Genova. I parlamentari liguri del Pd, Mario Tullo e Sabina Rossa hanno presentato un’interrogazione parlamentare in difesa della Centrale del Latte di Genova-Fegino con la precisa richiesta al Ministro competente di attivarsi per la convocazione di un tavolo di confronto tra le parti.

“Attualmente lo stabilimento occupa 63 lavoratori a cui si aggiungono i dipendenti della Coop Casoria e oltre 150 allevatori che conferiscono il latte alle centrale – si legge nel documento –
La chiusura della Centrale del Latte di Genova che opera da circa 80 anni, rappresenterebbe un grave perdita occupazionale diretta e con gravi ripercussioni sull’intero settore zootecnico e sulla filiera agroalimentare”. I due parlamentari chiedono al ministro “Se è a conoscenza delle decisioni assunte dal gruppo Parmalat” e “Se era prevedibile che il mutamento societario comportasse la messa in discussione di assetti che erano definiti con le parti sociali e le amministrazioni locali”. Infine “Quali iniziative intende assumere per contrastare le scelte dell’azienda anche attraverso una rapida convocazione di un tavolo di confronto”.

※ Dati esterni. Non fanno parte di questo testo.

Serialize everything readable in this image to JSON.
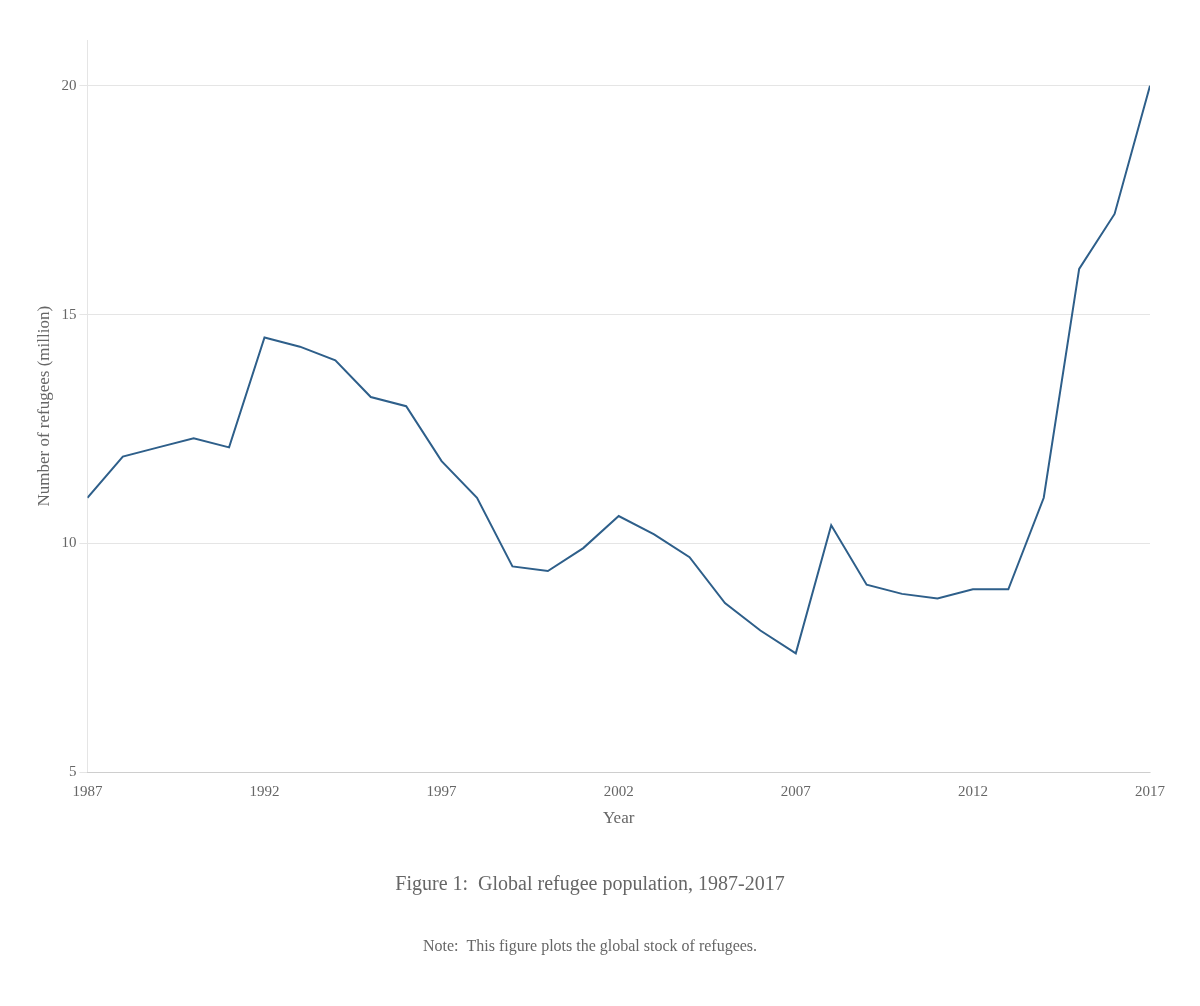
{
  "chart_data": {
    "type": "line",
    "title": "Figure 1:  Global refugee population, 1987-2017",
    "note": "Note:  This figure plots the global stock of refugees.",
    "xlabel": "Year",
    "ylabel": "Number of refugees (million)",
    "x": [
      1987,
      1988,
      1989,
      1990,
      1991,
      1992,
      1993,
      1994,
      1995,
      1996,
      1997,
      1998,
      1999,
      2000,
      2001,
      2002,
      2003,
      2004,
      2005,
      2006,
      2007,
      2008,
      2009,
      2010,
      2011,
      2012,
      2013,
      2014,
      2015,
      2016,
      2017
    ],
    "values": [
      11.0,
      11.9,
      12.1,
      12.3,
      12.1,
      14.5,
      14.3,
      14.0,
      13.2,
      13.0,
      11.8,
      11.0,
      9.5,
      9.4,
      9.9,
      10.6,
      10.2,
      9.7,
      8.7,
      8.1,
      7.6,
      10.4,
      9.1,
      8.9,
      8.8,
      9.0,
      9.0,
      11.0,
      16.0,
      17.2,
      20.0
    ],
    "color": "#2e5f8a",
    "xlim": [
      1987,
      2017
    ],
    "ylim": [
      5,
      21
    ],
    "xticks": [
      1987,
      1992,
      1997,
      2002,
      2007,
      2012,
      2017
    ],
    "yticks": [
      5,
      10,
      15,
      20
    ],
    "grid": true
  }
}
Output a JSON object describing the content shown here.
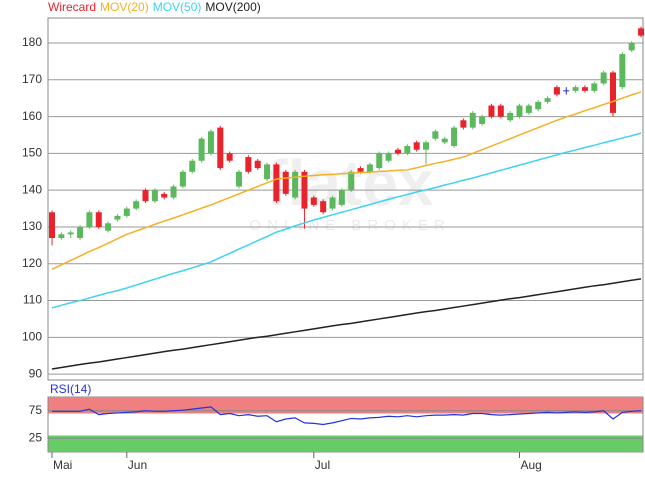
{
  "chart_data": [
    {
      "type": "candlestick",
      "categories": [
        "Mai",
        null,
        null,
        null,
        null,
        null,
        null,
        null,
        "Jun",
        null,
        null,
        null,
        null,
        null,
        null,
        null,
        null,
        null,
        null,
        null,
        null,
        null,
        null,
        null,
        null,
        null,
        null,
        null,
        "Jul",
        null,
        null,
        null,
        null,
        null,
        null,
        null,
        null,
        null,
        null,
        null,
        null,
        null,
        null,
        null,
        null,
        null,
        null,
        null,
        null,
        null,
        "Aug",
        null,
        null,
        null,
        null,
        null,
        null,
        null,
        null,
        null,
        null,
        null,
        null,
        null
      ],
      "series": [
        {
          "name": "Wirecard",
          "type": "candlestick",
          "up_color": "#5cb85c",
          "down_color": "#e8232b",
          "doji_color": "#2a2ad0",
          "open": [
            134,
            127,
            128,
            127,
            130,
            134,
            129,
            132,
            133,
            135,
            140,
            137,
            139,
            138,
            141,
            145,
            148,
            150,
            157,
            150,
            141,
            149,
            148,
            143,
            147,
            145,
            138,
            145,
            138,
            137,
            135,
            136,
            140,
            146,
            145,
            146,
            148,
            151,
            150,
            153,
            151,
            154,
            153,
            152,
            159,
            157,
            158,
            163,
            163,
            159,
            160,
            161,
            162,
            164,
            168,
            167,
            167,
            168,
            167,
            169,
            172,
            168,
            178,
            184
          ],
          "high": [
            134.5,
            128.5,
            129,
            130.5,
            134.5,
            134.5,
            131.5,
            133.5,
            135.5,
            137.5,
            140.5,
            140.5,
            139.5,
            141.5,
            145.5,
            148.5,
            154.5,
            156.5,
            157.5,
            150.5,
            145.5,
            149.5,
            148.5,
            147.5,
            147.5,
            145.5,
            145.5,
            145.5,
            138.5,
            137.5,
            138.5,
            140.5,
            145.5,
            146.5,
            147.5,
            150.5,
            150.5,
            151.5,
            152.5,
            153.5,
            153.5,
            156.5,
            154.5,
            157.5,
            159.5,
            161.5,
            160.5,
            163.5,
            163.5,
            161.5,
            163.5,
            163.5,
            164.5,
            165.5,
            168.5,
            168,
            168.5,
            168.5,
            169.5,
            172.5,
            172.5,
            177.5,
            180.5,
            184.5
          ],
          "low": [
            125,
            126.5,
            127,
            126.5,
            129.5,
            129.5,
            128.5,
            131.5,
            132.5,
            134.5,
            136.5,
            136.5,
            137.5,
            137.5,
            140.5,
            144.5,
            147.5,
            149.5,
            145.5,
            147.5,
            140.5,
            144.5,
            145.5,
            142.5,
            136.5,
            138.5,
            137.5,
            129.5,
            135.5,
            133.5,
            134.5,
            135.5,
            139.5,
            144.5,
            144.5,
            145.5,
            147.5,
            149.5,
            149.5,
            150.5,
            147,
            153.5,
            152.5,
            151.5,
            156.5,
            156.5,
            157.5,
            159.5,
            159.5,
            158.5,
            159.5,
            160.5,
            161.5,
            163.5,
            165.5,
            166,
            166.5,
            166.5,
            166.5,
            168.5,
            160,
            167.5,
            177.5,
            181.5
          ],
          "close": [
            127,
            128,
            128.5,
            130,
            134,
            130,
            131,
            133,
            135,
            137,
            137,
            140,
            138,
            141,
            145,
            148,
            154,
            156,
            146,
            148,
            145,
            145,
            146,
            147,
            137,
            139,
            145,
            135,
            136,
            134,
            138,
            140,
            145,
            145,
            147,
            150,
            150,
            150,
            152,
            151,
            153,
            156,
            154,
            157,
            157,
            161,
            160,
            160,
            160,
            161,
            163,
            163,
            164,
            165,
            166,
            167,
            168,
            167,
            169,
            172,
            161,
            177,
            180,
            182
          ]
        },
        {
          "name": "MOV(20)",
          "color": "#f5b027",
          "values": [
            118.5,
            119.7,
            120.9,
            122.1,
            123.3,
            124.4,
            125.6,
            126.8,
            128,
            128.9,
            129.8,
            130.7,
            131.6,
            132.4,
            133.3,
            134.2,
            135.1,
            136,
            137,
            138,
            139,
            140,
            141,
            142,
            143,
            143.3,
            143.5,
            143.8,
            144,
            144.2,
            144.3,
            144.5,
            144.6,
            144.8,
            144.9,
            145.1,
            145.2,
            145.4,
            145.5,
            146.1,
            146.7,
            147.3,
            147.8,
            148.4,
            149,
            150,
            151,
            152,
            153,
            154,
            155,
            156,
            157,
            158,
            159,
            159.9,
            160.7,
            161.6,
            162.4,
            163.3,
            164.1,
            165,
            165.9,
            166.7
          ]
        },
        {
          "name": "MOV(50)",
          "color": "#3fd3f0",
          "values": [
            108,
            108.7,
            109.4,
            110,
            110.7,
            111.4,
            112.1,
            112.7,
            113.4,
            114.2,
            115,
            115.8,
            116.6,
            117.4,
            118.1,
            118.9,
            119.7,
            120.5,
            121.7,
            122.8,
            124,
            125.1,
            126.3,
            127.4,
            128.6,
            129.4,
            130.3,
            131.1,
            131.9,
            132.6,
            133.3,
            134,
            134.7,
            135.4,
            136.1,
            136.8,
            137.5,
            138.2,
            138.8,
            139.5,
            140.1,
            140.7,
            141.4,
            142,
            142.7,
            143.3,
            144,
            144.7,
            145.4,
            146.1,
            146.8,
            147.5,
            148.2,
            148.9,
            149.6,
            150.3,
            150.9,
            151.6,
            152.2,
            152.9,
            153.5,
            154.2,
            154.8,
            155.5
          ]
        },
        {
          "name": "MOV(200)",
          "color": "#222222",
          "values": [
            91.4,
            91.8,
            92.2,
            92.6,
            93.0,
            93.3,
            93.7,
            94.1,
            94.5,
            94.9,
            95.3,
            95.7,
            96.1,
            96.5,
            96.8,
            97.2,
            97.6,
            98.0,
            98.4,
            98.8,
            99.2,
            99.6,
            100.0,
            100.3,
            100.7,
            101.1,
            101.5,
            101.9,
            102.3,
            102.7,
            103.1,
            103.5,
            103.8,
            104.2,
            104.6,
            105.0,
            105.4,
            105.8,
            106.2,
            106.6,
            107.0,
            107.3,
            107.7,
            108.1,
            108.5,
            108.9,
            109.3,
            109.7,
            110.1,
            110.5,
            110.8,
            111.2,
            111.6,
            112.0,
            112.4,
            112.8,
            113.2,
            113.6,
            114.0,
            114.3,
            114.7,
            115.1,
            115.5,
            115.9
          ]
        }
      ],
      "ylim": [
        88.4,
        186.8
      ],
      "yticks": [
        90,
        100,
        110,
        120,
        130,
        140,
        150,
        160,
        170,
        180
      ],
      "grid": true,
      "watermark": "flatex",
      "watermark_sub": "ONLINE BROKER"
    },
    {
      "type": "line",
      "title": "RSI(14)",
      "color": "#2233dd",
      "values": [
        74,
        74,
        74,
        74,
        78,
        68,
        70,
        71,
        72,
        73,
        75,
        74,
        74,
        75,
        76,
        78,
        80,
        82,
        68,
        70,
        66,
        68,
        65,
        66,
        55,
        60,
        62,
        53,
        52,
        50,
        53,
        57,
        61,
        60,
        62,
        63,
        65,
        64,
        66,
        64,
        66,
        67,
        67,
        68,
        67,
        70,
        70,
        68,
        67,
        68,
        69,
        70,
        71,
        72,
        71,
        72,
        73,
        72,
        73,
        75,
        60,
        72,
        74,
        75
      ],
      "ylim": [
        0,
        100
      ],
      "yticks": [
        25,
        75
      ],
      "grid": true,
      "bands": [
        {
          "from": 70,
          "to": 100,
          "color": "#f08080"
        },
        {
          "from": 0,
          "to": 30,
          "color": "#66cc66"
        }
      ]
    }
  ]
}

Gli stessi avevano già presentato un’interrogazione nel maggio 2010 che “denunciava la decisione di Parmalat di rinunciare alla linea del Tetrapak, facendo scendere da 700 a 500 quintali,al giorno, di latte trattato ed imbottigliato e si manifestava la preoccupazione dei lavoratori diretti,degli allevatori delle valli genovesi e dell’indotto per il futuro dello stabilimento”.

Il Governo il 3 marzo 2011 rispondeva: “lo scorso anno, a fronte di una difficoltà dovuta al calo dei volumi per questioni legate al mercato, è stato posto in essere un processo di riorganizzazione. Le amministrazioni territoriali, tuttavia, si sono attivate pronta,mente sulla vicenda esposta e l’azienda ha ribadito la volontà di non volere spostare l’unità produttiva di Fegino e di mantenere i livelli occupazionali.” “Il gruppo Parmalat, sentito a riguardo,ha confermato che il sito è perfettamente integrato al proprio interno e riveste importanza strategica per la presenza territoriale”.